NetNewsWire Lite 4.0 was introduced on March 3, 2011, on the Mac App Store. While it misses several of the advanced features included in NetNewsWire 3.2, it includes a completely rewritten codebase which was used in the iOS version of the app and for NetNewsWire 4.0 which was released as shareware.

On June 3, 2011, the acquisition of NetNewsWire by Black Pixel was announced. For two years development had been apparently stalled, with a gap in updates from 2011 through the release of the version 4 Open Beta.

On June 24, 2013, NetNewsWire 4.0 was announced and released as an open beta by Black Pixel. This announcement also brought news that the product would be a commercial product with no free component (though the beta would be free to use through the final release).

The final release of NetNewsWire 4.0 occurred on September 3, 2015.

In 2017 support of JSON Feed was added into the code base.

On August 31, 2018, Black Pixel announced that they had returned the NetNewsWire intellectual property to Brent Simmons.

On September 1, 2018, Brent Simmons released NetNewsWire 5.0d1. It was a renamed version of his open source Mac RSS reader, "Evergreen". Almost a year later, NetNewsWire 5.0 was released on August 26, 2019 as an open source application.

On December 22, 2019, Brent Simmons started a public beta for the NetNewsWire iOS app which was distributed through TestFlight. The iOS version of NetNewsWire 5.0 was released March 9, 2020.

On March 27, 2021, Brent Simmons released NetNewsWire 6.0 for macOS along with a public beta for iOS which, again, was distributed through TestFlight.

On June 22, 2021, Brent Simmons released NetNewsWire 6.0 for iOS.
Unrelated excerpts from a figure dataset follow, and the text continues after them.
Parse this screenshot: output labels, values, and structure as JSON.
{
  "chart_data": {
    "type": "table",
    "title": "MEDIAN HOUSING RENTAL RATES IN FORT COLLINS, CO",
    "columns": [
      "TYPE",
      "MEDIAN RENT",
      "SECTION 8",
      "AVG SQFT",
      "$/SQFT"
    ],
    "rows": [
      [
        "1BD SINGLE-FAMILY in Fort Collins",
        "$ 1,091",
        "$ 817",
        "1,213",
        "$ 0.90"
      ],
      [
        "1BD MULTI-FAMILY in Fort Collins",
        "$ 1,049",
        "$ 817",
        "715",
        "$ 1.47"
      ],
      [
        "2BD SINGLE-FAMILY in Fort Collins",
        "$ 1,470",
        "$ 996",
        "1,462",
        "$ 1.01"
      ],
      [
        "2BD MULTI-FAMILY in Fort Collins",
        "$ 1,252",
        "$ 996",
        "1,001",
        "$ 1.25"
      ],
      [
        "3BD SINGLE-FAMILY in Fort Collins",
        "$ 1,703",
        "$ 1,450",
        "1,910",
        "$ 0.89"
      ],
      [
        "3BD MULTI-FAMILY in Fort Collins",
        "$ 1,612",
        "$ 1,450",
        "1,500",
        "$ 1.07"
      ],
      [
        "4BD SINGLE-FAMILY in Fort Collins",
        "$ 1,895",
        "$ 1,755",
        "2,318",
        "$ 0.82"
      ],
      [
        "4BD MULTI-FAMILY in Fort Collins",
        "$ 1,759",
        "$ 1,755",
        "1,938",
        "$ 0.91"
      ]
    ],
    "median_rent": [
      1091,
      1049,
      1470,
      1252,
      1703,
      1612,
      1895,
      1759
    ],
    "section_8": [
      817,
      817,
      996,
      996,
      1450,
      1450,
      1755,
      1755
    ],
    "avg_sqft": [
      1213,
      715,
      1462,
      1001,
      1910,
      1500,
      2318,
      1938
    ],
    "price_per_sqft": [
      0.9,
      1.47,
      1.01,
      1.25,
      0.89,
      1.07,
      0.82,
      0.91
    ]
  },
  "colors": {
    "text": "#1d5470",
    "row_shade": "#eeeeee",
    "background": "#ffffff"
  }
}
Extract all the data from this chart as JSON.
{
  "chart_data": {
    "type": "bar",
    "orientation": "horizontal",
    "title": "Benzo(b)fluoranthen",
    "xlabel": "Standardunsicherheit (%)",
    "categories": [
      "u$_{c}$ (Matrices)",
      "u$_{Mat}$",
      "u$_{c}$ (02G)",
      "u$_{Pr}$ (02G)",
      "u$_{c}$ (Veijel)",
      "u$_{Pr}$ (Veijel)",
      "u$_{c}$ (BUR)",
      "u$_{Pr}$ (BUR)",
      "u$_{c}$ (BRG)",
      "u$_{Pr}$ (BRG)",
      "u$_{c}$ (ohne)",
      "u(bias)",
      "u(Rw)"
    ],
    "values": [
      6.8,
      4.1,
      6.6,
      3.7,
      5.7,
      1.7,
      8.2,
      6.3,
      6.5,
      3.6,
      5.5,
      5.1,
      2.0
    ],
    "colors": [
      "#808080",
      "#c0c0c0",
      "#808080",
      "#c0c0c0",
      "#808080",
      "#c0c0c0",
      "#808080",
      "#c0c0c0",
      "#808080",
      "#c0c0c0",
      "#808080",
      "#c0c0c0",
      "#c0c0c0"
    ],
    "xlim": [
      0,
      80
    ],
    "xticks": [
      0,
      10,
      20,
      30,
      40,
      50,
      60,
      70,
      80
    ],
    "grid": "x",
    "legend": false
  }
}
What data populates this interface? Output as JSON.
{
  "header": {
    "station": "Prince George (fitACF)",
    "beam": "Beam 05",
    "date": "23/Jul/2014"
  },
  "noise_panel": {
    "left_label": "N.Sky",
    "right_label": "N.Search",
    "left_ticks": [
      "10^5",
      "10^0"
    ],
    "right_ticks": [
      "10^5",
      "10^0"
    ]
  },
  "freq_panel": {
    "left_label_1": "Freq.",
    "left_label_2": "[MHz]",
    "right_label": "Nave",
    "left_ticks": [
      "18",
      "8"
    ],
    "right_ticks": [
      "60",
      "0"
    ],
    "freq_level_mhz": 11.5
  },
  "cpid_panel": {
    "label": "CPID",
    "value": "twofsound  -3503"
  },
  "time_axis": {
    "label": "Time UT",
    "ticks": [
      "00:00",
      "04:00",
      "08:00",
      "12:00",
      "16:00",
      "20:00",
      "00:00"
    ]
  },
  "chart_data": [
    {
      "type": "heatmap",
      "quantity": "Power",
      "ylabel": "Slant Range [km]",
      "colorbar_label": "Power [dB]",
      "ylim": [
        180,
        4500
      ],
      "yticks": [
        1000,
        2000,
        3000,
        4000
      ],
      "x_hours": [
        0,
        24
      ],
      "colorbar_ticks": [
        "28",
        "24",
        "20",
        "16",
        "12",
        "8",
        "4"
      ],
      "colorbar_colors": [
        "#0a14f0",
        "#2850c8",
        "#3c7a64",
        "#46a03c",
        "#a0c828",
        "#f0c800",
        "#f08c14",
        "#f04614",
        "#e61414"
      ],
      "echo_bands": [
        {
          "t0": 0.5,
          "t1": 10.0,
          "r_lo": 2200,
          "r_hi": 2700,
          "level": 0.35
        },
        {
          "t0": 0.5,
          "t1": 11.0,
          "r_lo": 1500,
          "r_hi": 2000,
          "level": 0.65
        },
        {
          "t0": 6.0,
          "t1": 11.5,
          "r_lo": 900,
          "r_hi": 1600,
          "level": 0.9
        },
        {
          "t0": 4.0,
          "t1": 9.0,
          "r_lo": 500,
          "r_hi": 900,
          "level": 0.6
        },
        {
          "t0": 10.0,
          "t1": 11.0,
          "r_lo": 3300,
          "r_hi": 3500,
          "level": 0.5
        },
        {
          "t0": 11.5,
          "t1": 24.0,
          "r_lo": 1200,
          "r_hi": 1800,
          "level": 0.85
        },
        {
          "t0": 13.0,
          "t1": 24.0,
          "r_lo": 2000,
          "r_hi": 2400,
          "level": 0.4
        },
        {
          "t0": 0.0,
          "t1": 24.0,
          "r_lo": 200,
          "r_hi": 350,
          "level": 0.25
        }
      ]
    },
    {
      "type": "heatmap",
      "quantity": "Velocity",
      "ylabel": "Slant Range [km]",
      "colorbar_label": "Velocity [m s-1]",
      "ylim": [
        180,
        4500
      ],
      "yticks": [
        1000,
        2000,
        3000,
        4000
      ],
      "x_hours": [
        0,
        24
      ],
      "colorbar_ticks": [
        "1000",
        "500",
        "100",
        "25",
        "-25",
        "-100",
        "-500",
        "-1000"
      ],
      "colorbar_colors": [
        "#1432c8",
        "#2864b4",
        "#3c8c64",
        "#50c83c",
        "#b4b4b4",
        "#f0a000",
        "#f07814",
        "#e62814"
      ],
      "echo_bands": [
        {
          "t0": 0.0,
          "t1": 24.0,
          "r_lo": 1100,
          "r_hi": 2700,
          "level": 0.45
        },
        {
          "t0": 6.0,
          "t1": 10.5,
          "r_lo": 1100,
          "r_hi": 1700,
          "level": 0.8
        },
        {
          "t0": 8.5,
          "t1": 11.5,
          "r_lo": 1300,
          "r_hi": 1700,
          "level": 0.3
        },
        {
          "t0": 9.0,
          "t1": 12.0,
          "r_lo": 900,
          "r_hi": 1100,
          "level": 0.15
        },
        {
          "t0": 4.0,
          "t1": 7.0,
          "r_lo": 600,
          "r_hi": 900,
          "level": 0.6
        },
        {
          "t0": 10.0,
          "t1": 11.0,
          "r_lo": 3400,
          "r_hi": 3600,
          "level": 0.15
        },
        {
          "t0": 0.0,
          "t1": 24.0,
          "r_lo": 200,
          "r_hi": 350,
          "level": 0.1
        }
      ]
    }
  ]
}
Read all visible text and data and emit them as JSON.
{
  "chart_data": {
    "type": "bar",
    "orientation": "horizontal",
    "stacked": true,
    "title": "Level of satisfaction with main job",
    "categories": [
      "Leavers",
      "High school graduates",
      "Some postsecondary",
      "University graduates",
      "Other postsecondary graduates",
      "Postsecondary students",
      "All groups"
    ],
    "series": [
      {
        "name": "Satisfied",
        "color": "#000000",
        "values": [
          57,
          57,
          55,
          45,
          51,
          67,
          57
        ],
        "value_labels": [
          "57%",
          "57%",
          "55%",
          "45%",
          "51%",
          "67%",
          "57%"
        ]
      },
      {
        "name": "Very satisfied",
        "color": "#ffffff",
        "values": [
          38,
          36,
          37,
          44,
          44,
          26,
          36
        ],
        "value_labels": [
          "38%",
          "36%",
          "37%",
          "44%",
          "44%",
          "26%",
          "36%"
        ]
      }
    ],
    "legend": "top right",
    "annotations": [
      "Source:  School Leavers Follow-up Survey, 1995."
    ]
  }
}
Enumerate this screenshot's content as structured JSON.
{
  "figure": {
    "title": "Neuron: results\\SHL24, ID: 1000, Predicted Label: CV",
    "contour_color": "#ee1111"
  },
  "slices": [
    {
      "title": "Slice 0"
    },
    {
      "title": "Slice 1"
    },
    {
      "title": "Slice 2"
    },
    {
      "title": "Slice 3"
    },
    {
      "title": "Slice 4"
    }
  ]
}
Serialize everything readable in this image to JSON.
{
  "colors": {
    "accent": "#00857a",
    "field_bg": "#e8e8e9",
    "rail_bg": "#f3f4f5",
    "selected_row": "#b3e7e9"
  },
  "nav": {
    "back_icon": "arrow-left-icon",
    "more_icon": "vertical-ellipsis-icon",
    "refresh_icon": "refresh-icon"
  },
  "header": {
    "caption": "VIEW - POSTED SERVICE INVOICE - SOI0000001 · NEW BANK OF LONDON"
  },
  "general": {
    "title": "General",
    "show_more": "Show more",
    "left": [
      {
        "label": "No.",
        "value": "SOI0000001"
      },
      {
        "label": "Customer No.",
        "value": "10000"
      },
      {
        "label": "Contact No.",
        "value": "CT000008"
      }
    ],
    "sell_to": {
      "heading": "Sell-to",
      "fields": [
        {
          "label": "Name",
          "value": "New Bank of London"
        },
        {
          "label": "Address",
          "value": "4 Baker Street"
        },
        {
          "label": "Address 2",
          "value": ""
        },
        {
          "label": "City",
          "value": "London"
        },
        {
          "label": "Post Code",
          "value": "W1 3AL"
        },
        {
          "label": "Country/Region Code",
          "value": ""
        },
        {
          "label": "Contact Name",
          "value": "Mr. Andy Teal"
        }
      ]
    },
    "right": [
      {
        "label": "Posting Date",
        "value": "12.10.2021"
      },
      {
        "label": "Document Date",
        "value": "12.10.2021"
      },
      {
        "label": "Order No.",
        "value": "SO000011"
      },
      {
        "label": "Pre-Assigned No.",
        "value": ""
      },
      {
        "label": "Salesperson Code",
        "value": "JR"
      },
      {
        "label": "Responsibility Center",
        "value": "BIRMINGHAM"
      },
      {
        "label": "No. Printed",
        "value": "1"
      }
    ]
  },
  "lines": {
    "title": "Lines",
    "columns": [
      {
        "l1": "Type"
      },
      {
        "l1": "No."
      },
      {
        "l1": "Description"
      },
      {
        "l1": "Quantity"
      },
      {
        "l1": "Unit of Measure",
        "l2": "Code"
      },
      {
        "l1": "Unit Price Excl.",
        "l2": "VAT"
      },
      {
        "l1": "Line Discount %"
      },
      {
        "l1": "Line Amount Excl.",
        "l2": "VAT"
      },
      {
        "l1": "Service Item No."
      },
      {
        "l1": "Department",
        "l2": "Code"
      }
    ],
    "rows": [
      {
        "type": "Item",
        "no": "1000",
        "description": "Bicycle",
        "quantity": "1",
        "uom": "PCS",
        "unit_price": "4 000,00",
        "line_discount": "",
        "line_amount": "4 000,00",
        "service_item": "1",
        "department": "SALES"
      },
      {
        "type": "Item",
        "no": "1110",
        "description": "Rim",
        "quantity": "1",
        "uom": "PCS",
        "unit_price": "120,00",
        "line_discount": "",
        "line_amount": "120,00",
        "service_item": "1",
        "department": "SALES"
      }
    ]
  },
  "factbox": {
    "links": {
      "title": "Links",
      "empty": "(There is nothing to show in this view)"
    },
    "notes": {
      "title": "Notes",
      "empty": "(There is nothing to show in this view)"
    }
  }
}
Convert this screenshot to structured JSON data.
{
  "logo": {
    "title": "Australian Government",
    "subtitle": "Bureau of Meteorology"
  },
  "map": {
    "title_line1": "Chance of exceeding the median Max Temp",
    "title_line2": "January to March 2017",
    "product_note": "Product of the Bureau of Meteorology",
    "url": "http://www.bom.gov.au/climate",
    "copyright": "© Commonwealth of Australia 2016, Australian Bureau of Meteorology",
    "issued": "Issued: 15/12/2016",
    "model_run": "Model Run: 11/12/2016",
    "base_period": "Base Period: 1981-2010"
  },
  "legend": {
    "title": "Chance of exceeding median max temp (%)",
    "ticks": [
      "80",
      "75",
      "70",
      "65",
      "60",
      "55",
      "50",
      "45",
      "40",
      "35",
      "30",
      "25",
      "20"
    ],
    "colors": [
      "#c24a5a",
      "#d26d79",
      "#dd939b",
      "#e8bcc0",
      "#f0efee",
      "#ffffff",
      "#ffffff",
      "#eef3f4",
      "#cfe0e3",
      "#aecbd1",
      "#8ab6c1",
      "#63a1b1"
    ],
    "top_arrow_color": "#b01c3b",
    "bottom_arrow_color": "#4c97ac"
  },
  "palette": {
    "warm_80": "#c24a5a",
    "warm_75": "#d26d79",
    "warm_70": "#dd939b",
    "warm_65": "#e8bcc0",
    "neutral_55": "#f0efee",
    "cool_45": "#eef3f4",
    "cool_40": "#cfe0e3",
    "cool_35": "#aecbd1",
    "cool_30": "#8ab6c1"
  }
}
On January 27, 2026, NetNewsWire 7 for Mac was released. The headlining feature was the adoption of the Liquid Glass design for macOS 26.

==Reception==
NetNewsWire has been well regarded by many users and reviewers. According to FeedBurner, NetNewsWire was the most popular desktop newsreader on all platforms in 2005. The software received a Macworld Editor's Choice Award in 2003 and 2005 and maintained a 4.8 out of five stars rating among reviewers at VersionTracker (now CNET). Ars Technica called NetNewsWire's built-in browser "hands-down the best of any Mac newsreader," and Walter Mossberg, technology columnist for The Wall Street Journal, said that NetNewsWire is his favorite for the Mac.

NetNewsWire 5.0 was also received well. MacStories praised the RSS reader's search engine and general stability, but lamented that some advanced features and customization options had not made it into the release, calling 5.0 "a solid foundation for the future". Gizmodo wrote that NetNewsWire 5.0 was off to a promising start, but agreed that it lacked some of the features that might be expected by a power user.